The report said manufacturers of apparel, rubber gloves and bikes are among those considering increasing production in Southeast Asia to capitalise on export growth expected from the agreement.
The TPP would give member economies preferential treatment, eliminating or reducing those tariffs across most industries, giving them a leg up over rivals such as China, Thailand and Indonesia that aren’t part of the deal.
Malaysia, one of the world’s largest exporters of rubber and palm oil, which also manufactures auto and electronics parts, exported more than US$30 billion (RM127 billion) worth of goods and services to the US in 2014, the report noted.

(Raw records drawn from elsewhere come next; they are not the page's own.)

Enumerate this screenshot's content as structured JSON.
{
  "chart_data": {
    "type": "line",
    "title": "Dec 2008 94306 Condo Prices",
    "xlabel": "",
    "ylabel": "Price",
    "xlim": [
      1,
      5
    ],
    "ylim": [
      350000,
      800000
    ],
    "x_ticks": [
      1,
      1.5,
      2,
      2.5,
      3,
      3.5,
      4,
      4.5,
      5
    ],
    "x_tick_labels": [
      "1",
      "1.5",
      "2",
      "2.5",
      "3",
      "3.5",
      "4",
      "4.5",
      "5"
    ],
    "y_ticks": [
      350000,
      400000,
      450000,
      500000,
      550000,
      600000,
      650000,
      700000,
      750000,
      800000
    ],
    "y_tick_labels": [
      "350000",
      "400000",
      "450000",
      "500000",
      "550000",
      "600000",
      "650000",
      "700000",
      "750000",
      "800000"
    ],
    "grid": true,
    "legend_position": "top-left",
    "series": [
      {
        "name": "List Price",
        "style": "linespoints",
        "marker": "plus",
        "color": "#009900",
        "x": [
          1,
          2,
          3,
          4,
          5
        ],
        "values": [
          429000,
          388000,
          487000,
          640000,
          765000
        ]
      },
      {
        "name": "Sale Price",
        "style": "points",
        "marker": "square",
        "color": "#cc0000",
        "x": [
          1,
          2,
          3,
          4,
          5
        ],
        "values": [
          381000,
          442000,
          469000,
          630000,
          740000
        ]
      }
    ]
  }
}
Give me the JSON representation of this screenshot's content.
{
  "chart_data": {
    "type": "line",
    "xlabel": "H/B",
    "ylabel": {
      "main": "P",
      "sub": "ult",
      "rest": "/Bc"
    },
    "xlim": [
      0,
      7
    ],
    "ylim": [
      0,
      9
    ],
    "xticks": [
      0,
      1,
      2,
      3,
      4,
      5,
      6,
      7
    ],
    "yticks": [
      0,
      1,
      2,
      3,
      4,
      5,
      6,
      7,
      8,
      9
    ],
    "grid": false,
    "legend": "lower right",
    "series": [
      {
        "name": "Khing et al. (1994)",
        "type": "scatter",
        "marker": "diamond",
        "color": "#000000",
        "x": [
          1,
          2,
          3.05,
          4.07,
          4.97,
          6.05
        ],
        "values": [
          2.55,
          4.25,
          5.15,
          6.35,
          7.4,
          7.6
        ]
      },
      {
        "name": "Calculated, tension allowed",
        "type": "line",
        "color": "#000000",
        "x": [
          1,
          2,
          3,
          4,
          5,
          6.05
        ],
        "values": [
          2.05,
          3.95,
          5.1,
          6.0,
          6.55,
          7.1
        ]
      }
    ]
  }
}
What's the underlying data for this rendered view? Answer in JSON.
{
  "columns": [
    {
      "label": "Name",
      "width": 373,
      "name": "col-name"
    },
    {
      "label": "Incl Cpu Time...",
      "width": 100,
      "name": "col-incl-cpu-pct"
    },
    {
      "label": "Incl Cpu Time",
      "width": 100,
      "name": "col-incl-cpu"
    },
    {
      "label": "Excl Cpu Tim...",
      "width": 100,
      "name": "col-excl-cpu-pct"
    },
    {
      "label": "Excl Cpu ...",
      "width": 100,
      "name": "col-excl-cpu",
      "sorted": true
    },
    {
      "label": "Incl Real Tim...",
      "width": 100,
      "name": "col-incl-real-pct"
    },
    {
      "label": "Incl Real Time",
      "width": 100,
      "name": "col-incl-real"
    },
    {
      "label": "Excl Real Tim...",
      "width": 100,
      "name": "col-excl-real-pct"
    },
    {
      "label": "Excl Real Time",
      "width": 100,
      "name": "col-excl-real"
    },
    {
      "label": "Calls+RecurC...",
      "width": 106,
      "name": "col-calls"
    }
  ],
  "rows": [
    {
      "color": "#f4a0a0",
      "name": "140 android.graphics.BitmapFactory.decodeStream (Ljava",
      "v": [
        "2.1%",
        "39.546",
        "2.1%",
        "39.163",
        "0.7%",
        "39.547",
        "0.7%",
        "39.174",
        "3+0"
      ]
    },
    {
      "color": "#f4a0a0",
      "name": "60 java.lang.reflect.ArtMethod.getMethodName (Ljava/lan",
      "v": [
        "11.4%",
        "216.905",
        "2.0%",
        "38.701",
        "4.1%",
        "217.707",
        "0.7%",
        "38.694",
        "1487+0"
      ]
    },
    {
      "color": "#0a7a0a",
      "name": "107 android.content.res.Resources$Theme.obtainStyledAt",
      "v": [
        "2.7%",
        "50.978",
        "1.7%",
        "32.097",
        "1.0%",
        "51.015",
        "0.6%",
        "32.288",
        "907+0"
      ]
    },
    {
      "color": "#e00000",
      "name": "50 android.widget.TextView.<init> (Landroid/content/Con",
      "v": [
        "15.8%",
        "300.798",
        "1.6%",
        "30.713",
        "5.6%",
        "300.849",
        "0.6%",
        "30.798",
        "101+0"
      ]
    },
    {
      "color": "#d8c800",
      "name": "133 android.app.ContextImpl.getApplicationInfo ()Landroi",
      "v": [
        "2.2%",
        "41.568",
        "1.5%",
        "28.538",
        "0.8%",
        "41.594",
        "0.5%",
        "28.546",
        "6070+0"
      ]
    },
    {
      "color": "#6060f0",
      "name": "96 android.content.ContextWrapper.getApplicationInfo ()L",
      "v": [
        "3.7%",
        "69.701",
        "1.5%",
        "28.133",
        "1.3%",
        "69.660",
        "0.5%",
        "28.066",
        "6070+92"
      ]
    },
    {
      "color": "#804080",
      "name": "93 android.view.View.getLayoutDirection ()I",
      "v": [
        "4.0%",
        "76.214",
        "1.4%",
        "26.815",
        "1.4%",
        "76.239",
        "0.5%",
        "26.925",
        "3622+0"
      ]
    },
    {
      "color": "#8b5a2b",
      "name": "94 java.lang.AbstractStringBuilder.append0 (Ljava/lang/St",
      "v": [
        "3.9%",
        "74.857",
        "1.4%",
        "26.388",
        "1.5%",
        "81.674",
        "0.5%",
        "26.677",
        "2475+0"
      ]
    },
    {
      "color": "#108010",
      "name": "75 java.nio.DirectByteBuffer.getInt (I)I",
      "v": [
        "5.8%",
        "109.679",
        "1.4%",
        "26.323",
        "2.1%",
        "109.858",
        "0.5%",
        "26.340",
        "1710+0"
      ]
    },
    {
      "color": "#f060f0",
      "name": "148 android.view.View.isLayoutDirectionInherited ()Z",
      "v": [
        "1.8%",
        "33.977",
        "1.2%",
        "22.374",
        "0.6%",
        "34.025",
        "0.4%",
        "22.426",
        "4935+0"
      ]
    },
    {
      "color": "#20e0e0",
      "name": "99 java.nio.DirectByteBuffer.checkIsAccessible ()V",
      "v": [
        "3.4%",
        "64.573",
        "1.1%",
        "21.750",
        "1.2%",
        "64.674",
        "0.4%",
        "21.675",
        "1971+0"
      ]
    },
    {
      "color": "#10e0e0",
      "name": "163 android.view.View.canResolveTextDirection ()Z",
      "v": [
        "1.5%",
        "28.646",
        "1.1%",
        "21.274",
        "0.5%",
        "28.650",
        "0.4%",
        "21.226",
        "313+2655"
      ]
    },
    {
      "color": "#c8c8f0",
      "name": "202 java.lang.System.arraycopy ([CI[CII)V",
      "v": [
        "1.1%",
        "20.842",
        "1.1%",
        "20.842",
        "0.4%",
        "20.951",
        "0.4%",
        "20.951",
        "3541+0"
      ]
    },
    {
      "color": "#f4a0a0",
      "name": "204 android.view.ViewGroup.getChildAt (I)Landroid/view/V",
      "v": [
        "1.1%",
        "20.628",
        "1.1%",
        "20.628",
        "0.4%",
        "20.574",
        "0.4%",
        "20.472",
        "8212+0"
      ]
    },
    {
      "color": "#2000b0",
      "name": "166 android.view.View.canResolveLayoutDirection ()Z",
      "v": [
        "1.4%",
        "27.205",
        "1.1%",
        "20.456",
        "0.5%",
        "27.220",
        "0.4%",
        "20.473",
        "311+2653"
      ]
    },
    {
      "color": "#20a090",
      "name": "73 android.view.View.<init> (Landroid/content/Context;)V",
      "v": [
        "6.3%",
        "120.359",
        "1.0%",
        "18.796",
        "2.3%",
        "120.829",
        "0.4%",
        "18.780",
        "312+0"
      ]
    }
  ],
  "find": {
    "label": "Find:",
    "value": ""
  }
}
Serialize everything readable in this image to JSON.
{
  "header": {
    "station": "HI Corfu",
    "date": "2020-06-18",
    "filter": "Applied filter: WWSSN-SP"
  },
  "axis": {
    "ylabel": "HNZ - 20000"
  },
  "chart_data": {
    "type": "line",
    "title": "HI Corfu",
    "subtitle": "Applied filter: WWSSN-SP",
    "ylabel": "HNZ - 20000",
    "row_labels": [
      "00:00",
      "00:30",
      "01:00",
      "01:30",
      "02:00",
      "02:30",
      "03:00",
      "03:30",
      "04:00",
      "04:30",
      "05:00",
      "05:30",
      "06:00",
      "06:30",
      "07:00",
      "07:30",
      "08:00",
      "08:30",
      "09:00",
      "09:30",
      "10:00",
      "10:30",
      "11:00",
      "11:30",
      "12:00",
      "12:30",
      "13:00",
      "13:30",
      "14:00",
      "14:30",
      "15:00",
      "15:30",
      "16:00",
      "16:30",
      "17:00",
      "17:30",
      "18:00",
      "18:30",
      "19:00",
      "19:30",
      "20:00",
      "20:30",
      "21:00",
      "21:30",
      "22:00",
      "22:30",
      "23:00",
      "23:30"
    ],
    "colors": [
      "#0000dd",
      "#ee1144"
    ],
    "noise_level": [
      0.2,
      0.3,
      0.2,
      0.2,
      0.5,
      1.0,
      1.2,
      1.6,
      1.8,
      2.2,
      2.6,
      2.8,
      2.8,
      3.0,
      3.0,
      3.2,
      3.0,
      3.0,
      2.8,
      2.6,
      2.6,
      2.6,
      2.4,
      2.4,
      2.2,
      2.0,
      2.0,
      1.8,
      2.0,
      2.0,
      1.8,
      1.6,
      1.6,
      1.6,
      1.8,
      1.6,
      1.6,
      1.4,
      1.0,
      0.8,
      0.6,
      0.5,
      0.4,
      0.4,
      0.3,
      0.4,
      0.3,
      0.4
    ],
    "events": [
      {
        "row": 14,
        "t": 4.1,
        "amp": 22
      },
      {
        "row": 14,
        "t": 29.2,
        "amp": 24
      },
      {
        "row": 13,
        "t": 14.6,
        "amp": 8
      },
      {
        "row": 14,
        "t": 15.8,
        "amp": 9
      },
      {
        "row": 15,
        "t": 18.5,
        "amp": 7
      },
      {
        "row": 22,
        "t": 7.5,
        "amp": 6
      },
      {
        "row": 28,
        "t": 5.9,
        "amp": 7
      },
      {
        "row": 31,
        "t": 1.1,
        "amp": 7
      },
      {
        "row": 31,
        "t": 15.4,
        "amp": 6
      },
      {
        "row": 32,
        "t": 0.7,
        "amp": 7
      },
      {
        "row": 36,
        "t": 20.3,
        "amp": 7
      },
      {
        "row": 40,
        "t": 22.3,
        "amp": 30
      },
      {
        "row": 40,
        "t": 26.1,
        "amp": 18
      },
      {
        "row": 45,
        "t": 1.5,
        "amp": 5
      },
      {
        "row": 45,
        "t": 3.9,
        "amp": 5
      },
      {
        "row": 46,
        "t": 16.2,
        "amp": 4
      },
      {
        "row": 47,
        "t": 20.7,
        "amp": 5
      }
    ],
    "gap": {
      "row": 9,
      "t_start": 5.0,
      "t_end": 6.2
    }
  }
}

Meanwhile, Supermax Corporation Bhd, Malaysia’s second-largest producer of rubber gloves by volume, said it is anticipating a surge in sales of its products to major new markets.
Group managing director Datuk Seri Stanley Thai told WSJ that he expects import duties of around 16 per cent for its medical glove exports to Canada, another TPP member, to be eliminated.
Deborah Elms, co-founder and executive director of the Asian Trade Centre said the final agreement looks likely to be “the best trade liberalisation we’ve seen in 20 years", adding that she expects there "to be quite a stampede" of foreign investment in Southeast Asia when the final text of the agreement is published.
Although the TPP currently has 12 members, encompassing 40 per cent of the world’s economic output, the smaller members are likely to be standout performers, the report said.
Yesterday, Malaysia’s International Trade and Industry Minister Datuk Seri Mustapa Mohamed said the federal government is looking at presenting its case for the TPP to Parliament in January next year.
He said they still need to confirm the exact date that the official TPP text will be released to the public, but noted that it will likely only be tabled in Parliament for debate and a vote next year.
Mustapa explained that the text will likely be released by the end of this month, after which all 12 of the TPP member countries will have 60 days for public consultation before they will need to decide whether or not they will sign on with the trade pact.